Tuesday, May 27, 2008

(Various)

This is becoming some sort of "teaching blog," and I do apologize for that. Allow me to expel some thoughts on that, and then I will attempt to squeeze out something less boring.

How can some classes be so amazing and wonderful and smart and full of mutual admiration, and other classes make me feel like a horrible person because they're so fucking stupid? I don't get it. I teach two sections of the same level, and in one I could barely hold their sweaty, fidgety hands as we crossed Learning About Newspaper Sections St. It took almost 45 minutes to make them understand Editorials and Obituaries and other simple-ish concepts. Then, in another class, we finished reviewing these things so quickly that I was able to have them discuss exciting questions like, "Should the government always tell its citizens the truth?" and "Is news necessary?" and "Should we have access to the news in other countries?" It's so frustrating.

What else.

The weather here is so queer. It's been in the 90s for the last week or so, and today it was breezy and cool (70s-80s). the wind caused some sandstorms in Beijing, I hear, but otherwise it was pleasant here.

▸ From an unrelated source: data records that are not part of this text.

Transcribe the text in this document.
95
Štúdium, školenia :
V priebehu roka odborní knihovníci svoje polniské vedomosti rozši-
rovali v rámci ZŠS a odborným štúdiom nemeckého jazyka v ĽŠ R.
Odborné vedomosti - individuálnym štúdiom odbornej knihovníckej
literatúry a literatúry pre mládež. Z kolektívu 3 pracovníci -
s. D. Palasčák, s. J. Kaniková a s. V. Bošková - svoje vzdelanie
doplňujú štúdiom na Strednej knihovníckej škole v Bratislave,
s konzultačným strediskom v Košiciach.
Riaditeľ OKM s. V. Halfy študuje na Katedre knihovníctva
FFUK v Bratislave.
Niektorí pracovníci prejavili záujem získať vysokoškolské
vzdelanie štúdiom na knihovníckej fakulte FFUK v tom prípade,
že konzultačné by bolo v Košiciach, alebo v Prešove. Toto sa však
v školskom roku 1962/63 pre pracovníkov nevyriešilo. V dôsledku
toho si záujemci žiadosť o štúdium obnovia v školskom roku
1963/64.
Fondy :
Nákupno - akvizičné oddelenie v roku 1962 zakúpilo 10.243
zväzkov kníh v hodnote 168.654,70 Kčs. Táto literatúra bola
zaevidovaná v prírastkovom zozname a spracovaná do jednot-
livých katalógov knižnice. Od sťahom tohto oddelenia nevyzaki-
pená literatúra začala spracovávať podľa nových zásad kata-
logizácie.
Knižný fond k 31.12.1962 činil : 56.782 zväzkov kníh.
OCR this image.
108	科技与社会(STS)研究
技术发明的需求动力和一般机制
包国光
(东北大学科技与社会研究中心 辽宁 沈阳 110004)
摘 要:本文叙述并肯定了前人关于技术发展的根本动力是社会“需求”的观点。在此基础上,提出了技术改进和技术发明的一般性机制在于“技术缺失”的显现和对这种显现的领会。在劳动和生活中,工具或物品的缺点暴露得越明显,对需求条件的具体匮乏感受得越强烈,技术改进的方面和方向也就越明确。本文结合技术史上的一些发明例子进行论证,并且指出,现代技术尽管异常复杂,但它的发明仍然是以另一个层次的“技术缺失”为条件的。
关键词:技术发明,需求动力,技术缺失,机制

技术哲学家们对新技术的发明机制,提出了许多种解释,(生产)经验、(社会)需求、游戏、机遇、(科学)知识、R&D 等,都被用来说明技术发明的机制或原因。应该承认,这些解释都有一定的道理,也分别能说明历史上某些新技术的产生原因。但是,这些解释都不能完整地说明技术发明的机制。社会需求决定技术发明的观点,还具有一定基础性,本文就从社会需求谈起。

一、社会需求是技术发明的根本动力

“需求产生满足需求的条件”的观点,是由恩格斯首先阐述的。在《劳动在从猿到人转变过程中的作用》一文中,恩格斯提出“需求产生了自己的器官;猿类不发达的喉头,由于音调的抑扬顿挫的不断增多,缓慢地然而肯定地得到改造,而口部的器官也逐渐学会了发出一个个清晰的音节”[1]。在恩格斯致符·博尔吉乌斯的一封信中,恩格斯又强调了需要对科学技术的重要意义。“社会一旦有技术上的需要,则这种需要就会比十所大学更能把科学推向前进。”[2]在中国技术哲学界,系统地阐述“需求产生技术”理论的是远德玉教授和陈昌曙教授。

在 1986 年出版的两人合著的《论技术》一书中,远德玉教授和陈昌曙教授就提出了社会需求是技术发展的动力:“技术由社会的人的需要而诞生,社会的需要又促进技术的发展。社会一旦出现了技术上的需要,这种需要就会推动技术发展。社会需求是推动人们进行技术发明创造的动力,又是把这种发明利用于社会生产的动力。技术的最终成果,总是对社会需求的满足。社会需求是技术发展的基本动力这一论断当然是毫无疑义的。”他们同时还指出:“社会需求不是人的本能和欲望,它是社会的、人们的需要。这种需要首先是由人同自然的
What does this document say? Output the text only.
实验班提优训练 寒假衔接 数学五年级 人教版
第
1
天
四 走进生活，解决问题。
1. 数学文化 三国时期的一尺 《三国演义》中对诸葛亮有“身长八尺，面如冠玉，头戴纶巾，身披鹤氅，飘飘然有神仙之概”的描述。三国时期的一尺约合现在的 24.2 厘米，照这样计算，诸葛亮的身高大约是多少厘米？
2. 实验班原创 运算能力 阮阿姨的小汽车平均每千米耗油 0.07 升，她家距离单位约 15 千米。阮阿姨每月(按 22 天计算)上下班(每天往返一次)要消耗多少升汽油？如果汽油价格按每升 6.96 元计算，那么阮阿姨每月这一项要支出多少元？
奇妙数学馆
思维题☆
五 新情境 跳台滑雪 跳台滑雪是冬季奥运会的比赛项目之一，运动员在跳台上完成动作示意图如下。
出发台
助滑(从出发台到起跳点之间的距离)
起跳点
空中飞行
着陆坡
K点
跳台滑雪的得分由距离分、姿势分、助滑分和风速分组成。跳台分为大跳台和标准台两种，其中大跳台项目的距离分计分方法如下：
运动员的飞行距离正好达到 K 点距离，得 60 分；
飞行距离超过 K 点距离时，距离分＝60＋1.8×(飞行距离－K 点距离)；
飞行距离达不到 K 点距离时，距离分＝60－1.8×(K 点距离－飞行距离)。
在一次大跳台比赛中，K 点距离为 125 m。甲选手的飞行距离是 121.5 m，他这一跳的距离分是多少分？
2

I've been running again, to compensate for the oil-and-rice-based diet I enjoy here.

I've been having odd "what do I do if I am in [insert building name, bus number, my apartment, my school] and an earthquake happens?" mental moments. But then I realize, people live in the Bay Area and experience earthquakes all the time.

Learning Chinese is not coming along well. Erin always says, semi-mockingly, "you always just do whatever it is you tell yourself to do!" And it's true--quitting smoking, running, moving to China, writing--all of these things are obstacles that daunt many and yet silly 'ol me can dangle a carrot in front of his own nose and get it done. Then, there's learning Chinese. I can think of at least 87 things more exciting to do with my time than learn Chinese. This will change, and honestly, I am recognizing more characters and learning more phrases, but not in any sort of rigid, "this is study time" sort of way. I'll eventually grow bored enough to pursue these language skills I so desperately need (after all, for how long can I eat the 15 different dishes I know how to ask for here?).

I need to figure out how to acquire a new water tank for my water cooler.

Goodnight.

1 comment:

Anonymous said...

Don't worry about not liking some of your classes. That happened to me all the time at FasTrack. I taught the same lesson multiple times over the course of a week, and after some classes I'd feel happy and accomplished, and after others, even though it was the exact same thing, I'd feel like a failure.

I say blame it on your students. It's their fault for sucking.